İdeallerin yerini rant, yolsuzluk, israf, para hırsı ve egoların aldığı; cehaletin eğitimin önüne geçtiği, sarıklı cumhuriyet düşmanlarının öne çıktığı bir dünyada umudu taze tutmak hiç de kolay değil. Ama imkansızda değil. İnsanlıktan sınıfta kalmamak adına; yanlış olan her şeye itirazımızı yüksek bir sesle haykırıp, bozuk gidişe dur diyebildiğimiz de YENİ YIL HOŞ GELECEK bize… Böylelikle gerçek insanlıkla tanışmış olacağız.
’’Uğurlar olsun eski yıl’’ demeye dilim varmıyor. İçimden canın cehenneme 2020 yılı demek geliyor.
Hayallerimizi oturduğumuz yerden sadece dilek dileyerek gerçekleşmesini beklersek; daha çokkk bekleriz.

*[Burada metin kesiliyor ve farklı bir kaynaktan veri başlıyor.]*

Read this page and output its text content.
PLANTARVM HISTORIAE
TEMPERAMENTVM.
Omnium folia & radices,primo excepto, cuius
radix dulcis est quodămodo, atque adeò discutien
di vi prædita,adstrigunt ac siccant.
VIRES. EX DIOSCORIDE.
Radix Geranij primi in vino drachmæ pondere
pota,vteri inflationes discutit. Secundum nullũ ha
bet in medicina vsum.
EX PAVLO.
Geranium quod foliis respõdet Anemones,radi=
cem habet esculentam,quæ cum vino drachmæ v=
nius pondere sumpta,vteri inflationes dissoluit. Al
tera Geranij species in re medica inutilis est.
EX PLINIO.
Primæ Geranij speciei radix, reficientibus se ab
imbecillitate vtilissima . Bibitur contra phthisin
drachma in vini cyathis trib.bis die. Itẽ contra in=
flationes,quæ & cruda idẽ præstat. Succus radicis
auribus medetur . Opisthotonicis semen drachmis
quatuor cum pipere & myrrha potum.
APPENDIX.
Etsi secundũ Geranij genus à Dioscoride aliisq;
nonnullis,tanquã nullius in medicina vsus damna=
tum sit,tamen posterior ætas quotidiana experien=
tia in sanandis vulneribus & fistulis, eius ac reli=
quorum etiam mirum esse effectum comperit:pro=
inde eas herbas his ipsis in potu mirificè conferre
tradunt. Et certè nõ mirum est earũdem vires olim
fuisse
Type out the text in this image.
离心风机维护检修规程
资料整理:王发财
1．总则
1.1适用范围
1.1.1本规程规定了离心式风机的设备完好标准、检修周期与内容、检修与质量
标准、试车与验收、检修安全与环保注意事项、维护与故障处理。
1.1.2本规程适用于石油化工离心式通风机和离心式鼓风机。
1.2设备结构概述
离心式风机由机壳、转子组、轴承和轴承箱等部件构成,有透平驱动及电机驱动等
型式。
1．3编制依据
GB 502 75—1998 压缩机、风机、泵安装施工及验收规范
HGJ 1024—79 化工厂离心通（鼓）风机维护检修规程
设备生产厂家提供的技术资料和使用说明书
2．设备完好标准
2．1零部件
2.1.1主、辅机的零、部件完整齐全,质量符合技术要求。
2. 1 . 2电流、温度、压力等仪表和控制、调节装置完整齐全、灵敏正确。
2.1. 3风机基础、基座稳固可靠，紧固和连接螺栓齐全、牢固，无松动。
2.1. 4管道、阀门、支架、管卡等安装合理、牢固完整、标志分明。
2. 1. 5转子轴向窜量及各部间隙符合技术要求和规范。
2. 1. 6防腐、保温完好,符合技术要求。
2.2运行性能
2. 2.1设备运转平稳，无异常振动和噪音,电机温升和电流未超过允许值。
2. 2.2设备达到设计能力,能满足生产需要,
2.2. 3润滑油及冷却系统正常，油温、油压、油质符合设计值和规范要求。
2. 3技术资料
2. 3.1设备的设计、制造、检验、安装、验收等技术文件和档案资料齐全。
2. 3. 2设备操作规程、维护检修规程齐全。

Gerçekten tüm dileklerimizi gerçekleştirecek olan yeni bir yıl mıdır? Yoksa dileklerimizi dilemekle kalmayıp, gerçekleştirmek için bir şeyler mi yapmalıyız?
Yeni yılın hoş gelmesi, bir yıl sonra güle güle gitmesi için hep birlikte çok çok çalışmalıyız.
Güzel bir güne,
Güzel bir haftaya,
Güzel bir aya,
Güzel bir yıla,
Hep birlikte, MERHABA demek için el ele, omuz omuza vererek; hep bir ağızdan hep beraber, bozuk düzene ’’itirazım var’’ diyerek, HAYKIRALIM !...
Umudun yüz akıdır kavga
Kavga kitap ve cesaretle olur.
Biz kavgayla büyüdük,
Kavga yüreklerimizde büyüdü…
Yükselen itirazımız dört bir yanda ses versin.
’’Daha gün o gün değil,
Derlenip dürülmesin bayraklar.
Dinleyin, duyduğunuz
çakalların ulumasıdır.
Safları sıklaştırın çocuklar,
Bu kavga faşizme karşı,
Bu kavga hürriyet kavgasıdır.’’ Nazım H
’’Sen yanmasan, ben yanmasam, biz yanmasak;
Nasıl çıkar karanlıklar aydınlığa…’’
Her şey yaşanası bir Dünya ve Türkiye için olmalı.
Umutlarımızın yitip gitmemesi dileğiyle…
HOŞ GELESİN YENİ YIL / 2021
Gök Kurt ve Gök Geyik ile göğe yükselip, yüzlerce binlerce yıl önce yeryüzünde yeni yıl kutlamaları nasıl yapılıyor? Adak için ağaçlara kimler bez bağlıyor, kimler süslüyor? Bir göz atalım.
21-22 ARALIK GECESİ
TÜRKLERDE YENİ YIL
NARDUGAN / ÇAM BAYRAMI
Bu ağaç, motif olarak bütün halı, kilim işlemelerimizde vardır. İnsanların koruyucusu, sakallı ve kaftan giymiş olarak Gök Tanrısı Ülgen sarayından geceyi, gündüzü ve Güneş’i yönetiyor. Türklerin inanışında çok önemli olan Güneş gecelerin kısalıp, gündüzlerin uzamaya başladığı 22 Aralık’ta gece, gündüzle savaşıyor. Uzun bir savaştan sonra da gün, geceyi yenerek zafer kazanıyor.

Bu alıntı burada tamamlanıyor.